Фигура 13 изображает служителя больницы с лампою. Вы видите изогнувшуюся над лампою фигуру с нашивками на плечах, а самую лампу в своеобразном ореоле кругов (синих в подлиннике). Матюшин изображает красный звон пучками лучей. По законам физики, звук распространяется волнообразно концентрическими кругами. Матюшин переносит путь распространения света на звук. Наш больной допускает обратную ошибку, изображая распространение света наподобие звука.
Интересна в картин 13-й изогнутость фигуры несущего лампу служителя. Эта удивительная, почти акробатическая способность к скрученности и изломанности линий тела может быть уподоблена позам в картинах Филонова.
В следующем рисунке — „портрете больного” (фиг. 14) — невольно обращает внимание такая же изогнутость руки, равно как и приближение этой руки к лицу.
Заканчивая с футуристически-кубическими аналогиями в манере рисовать у душевнобольных, я должен упомянуть здесь и о 4-м измерении. Кубизм стремится рисункам своим приписать 4-ое измерение. Бергсон называет расширение нашего восприятия за пределы ближайшего времени 4-м измерением. Хотя я и не согласен с этим толкованием времени, но с точки зрения оценки времени, без всякого отношения к его теории, душевнобольные представляют известный интерес. Время они представляют часто совсем не так, как нормальные люди. Многие считают себя в загробной жизни или способными по ночам и во время галлюцинаций переноситься в давно прошедшее время, в другие местности.
Василиск Гнедов пишет стихи, подписанные 1915 г. по Р.X., 2549 г. по Р.X., 1999, 1980 и 38687 годом («Небокопы»). «Чемпионат Поэтов» издаёт «Вседурь» (Рукавица современью) в 4887421 году.
Очевидно, футуристы присваивают ceбе такую же способность — теперь творить в будущем времени.
Если отвлечься от того, что говорится в теории кубистами, и подойти к объективной оценке их творений, то сущность сводится к тому, что мир с конца освещается ими синтезом младенческого лепета искусства с настоящей аллегорической и своеобразной его трактовкой футуристами и кубистами.
Аполлон Греческий „тре и па” (трещит и падает), по Балльеру, и ему на смену является Аполлон криво-чернявый.
В рассказе «Мирсконца» Хлебников последовательнее: герои переходят от старчества к юности и романтике любви; через реализм (время учения) — к примитиву (младенчеству).
В творчестве же кубистов зияет пропасть, через которую переброшен мост — от примитива к современности.

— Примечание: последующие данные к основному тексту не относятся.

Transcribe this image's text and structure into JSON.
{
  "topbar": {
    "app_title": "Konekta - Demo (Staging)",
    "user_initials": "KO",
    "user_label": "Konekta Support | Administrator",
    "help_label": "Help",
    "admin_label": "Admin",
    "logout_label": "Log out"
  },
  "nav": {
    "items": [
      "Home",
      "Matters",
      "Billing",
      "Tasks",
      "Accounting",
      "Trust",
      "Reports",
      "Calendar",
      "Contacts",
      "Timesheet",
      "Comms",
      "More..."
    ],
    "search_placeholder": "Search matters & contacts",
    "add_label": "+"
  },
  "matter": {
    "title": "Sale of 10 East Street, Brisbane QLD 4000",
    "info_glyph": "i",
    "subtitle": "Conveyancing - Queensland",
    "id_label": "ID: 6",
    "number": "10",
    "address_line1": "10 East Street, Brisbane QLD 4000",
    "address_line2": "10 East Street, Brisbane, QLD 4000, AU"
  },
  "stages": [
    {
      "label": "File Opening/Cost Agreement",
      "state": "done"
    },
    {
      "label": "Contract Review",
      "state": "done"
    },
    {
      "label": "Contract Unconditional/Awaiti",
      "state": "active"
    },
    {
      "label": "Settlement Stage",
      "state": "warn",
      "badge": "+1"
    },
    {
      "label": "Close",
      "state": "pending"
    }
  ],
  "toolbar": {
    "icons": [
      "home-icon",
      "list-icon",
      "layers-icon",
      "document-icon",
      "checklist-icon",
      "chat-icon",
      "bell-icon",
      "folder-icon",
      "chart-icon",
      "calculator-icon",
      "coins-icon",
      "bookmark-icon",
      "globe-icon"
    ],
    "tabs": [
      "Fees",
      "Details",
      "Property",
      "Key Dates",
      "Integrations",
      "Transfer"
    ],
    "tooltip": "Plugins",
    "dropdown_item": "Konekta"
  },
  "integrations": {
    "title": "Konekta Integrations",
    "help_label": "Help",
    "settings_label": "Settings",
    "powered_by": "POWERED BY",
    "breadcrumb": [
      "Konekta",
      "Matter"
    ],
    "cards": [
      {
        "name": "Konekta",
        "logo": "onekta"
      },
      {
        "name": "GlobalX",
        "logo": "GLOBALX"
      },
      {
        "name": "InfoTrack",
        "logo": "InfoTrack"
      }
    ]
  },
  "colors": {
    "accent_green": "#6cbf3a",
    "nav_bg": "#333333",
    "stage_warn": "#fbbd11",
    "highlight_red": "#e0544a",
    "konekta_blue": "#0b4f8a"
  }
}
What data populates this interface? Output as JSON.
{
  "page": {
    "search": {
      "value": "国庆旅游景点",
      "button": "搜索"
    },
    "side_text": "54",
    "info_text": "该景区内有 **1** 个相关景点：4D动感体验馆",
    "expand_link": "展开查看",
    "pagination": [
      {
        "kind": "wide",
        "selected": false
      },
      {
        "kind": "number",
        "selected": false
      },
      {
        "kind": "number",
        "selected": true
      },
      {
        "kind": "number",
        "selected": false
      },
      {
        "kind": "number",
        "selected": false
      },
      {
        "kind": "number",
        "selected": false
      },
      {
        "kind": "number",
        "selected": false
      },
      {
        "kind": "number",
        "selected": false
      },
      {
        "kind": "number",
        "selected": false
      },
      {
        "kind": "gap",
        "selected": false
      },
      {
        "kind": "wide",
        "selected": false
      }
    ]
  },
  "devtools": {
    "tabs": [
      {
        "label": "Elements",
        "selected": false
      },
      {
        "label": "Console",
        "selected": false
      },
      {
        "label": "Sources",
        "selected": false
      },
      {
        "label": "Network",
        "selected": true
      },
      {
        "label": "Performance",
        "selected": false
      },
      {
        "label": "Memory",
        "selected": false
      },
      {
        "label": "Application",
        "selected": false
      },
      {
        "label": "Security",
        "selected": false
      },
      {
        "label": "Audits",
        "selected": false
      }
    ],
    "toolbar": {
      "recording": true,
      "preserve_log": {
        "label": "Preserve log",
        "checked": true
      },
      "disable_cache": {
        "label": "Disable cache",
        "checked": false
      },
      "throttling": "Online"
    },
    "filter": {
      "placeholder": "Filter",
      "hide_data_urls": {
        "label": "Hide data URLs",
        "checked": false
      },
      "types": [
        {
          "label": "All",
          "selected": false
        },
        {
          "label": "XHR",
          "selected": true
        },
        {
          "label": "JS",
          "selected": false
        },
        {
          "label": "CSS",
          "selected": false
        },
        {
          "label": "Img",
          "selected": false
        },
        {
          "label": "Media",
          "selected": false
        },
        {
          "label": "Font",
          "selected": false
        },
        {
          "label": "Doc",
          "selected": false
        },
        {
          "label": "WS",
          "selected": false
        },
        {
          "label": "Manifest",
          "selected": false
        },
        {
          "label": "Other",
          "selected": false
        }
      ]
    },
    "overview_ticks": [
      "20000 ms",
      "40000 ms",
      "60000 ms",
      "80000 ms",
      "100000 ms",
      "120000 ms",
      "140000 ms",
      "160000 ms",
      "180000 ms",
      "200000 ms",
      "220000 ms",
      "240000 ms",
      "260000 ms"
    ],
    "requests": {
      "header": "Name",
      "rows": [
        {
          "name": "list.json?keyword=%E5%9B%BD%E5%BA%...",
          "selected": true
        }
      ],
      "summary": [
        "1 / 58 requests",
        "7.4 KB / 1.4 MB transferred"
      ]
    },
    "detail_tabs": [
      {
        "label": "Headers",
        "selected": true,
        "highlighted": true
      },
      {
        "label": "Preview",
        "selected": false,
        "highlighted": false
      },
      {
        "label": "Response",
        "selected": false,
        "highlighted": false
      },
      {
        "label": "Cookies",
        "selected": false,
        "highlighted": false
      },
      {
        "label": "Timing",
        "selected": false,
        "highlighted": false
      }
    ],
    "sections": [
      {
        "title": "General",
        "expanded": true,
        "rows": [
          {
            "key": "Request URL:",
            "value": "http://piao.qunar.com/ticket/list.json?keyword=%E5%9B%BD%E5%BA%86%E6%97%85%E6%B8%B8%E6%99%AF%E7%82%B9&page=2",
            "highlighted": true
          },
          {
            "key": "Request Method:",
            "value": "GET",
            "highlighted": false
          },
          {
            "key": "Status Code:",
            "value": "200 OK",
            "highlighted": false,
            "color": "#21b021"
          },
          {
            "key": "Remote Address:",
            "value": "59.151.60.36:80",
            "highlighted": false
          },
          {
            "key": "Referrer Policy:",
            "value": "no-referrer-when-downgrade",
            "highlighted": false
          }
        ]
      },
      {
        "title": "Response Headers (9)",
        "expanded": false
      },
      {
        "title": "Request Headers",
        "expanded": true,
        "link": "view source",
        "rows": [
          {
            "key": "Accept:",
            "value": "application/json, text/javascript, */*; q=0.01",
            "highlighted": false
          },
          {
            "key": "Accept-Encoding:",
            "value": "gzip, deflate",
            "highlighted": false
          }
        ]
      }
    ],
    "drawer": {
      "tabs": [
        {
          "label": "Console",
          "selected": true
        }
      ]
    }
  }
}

В картине «Голова медузы» (фиг. 8), один больной, который подписывает свои стихи А.С. Сувориным и уверяет, что он давно в загробной жизни, изобразил три периода превращения медузы. Из реалистического портрета барышни — весёлой, с завитыми или вьющимися волосами (“кисейной барышни”) — он сделал печальный образ обрекающей на гибель людей медузы. Завитки волос превращаются в змеи, но в выражении лица сохраняется уныние и печаль переходного времени — обречённости. На картине печать предопределения — пройти цикл времени от весёлой романтики, через пессимизм символизма, в бурю страстей и ярости современности.
На этом изображении медузы уже скорее можно подметить способность расширения восприятия (4-е измерение) захватом в один образ постепенно усложняющегося наслоением времени сюжета. Если уж говорить об обогащении длительностью времени нового искусства и расширении через это восприятие, то нельзя отказать в этой новой способности и творчеству душевнобольных.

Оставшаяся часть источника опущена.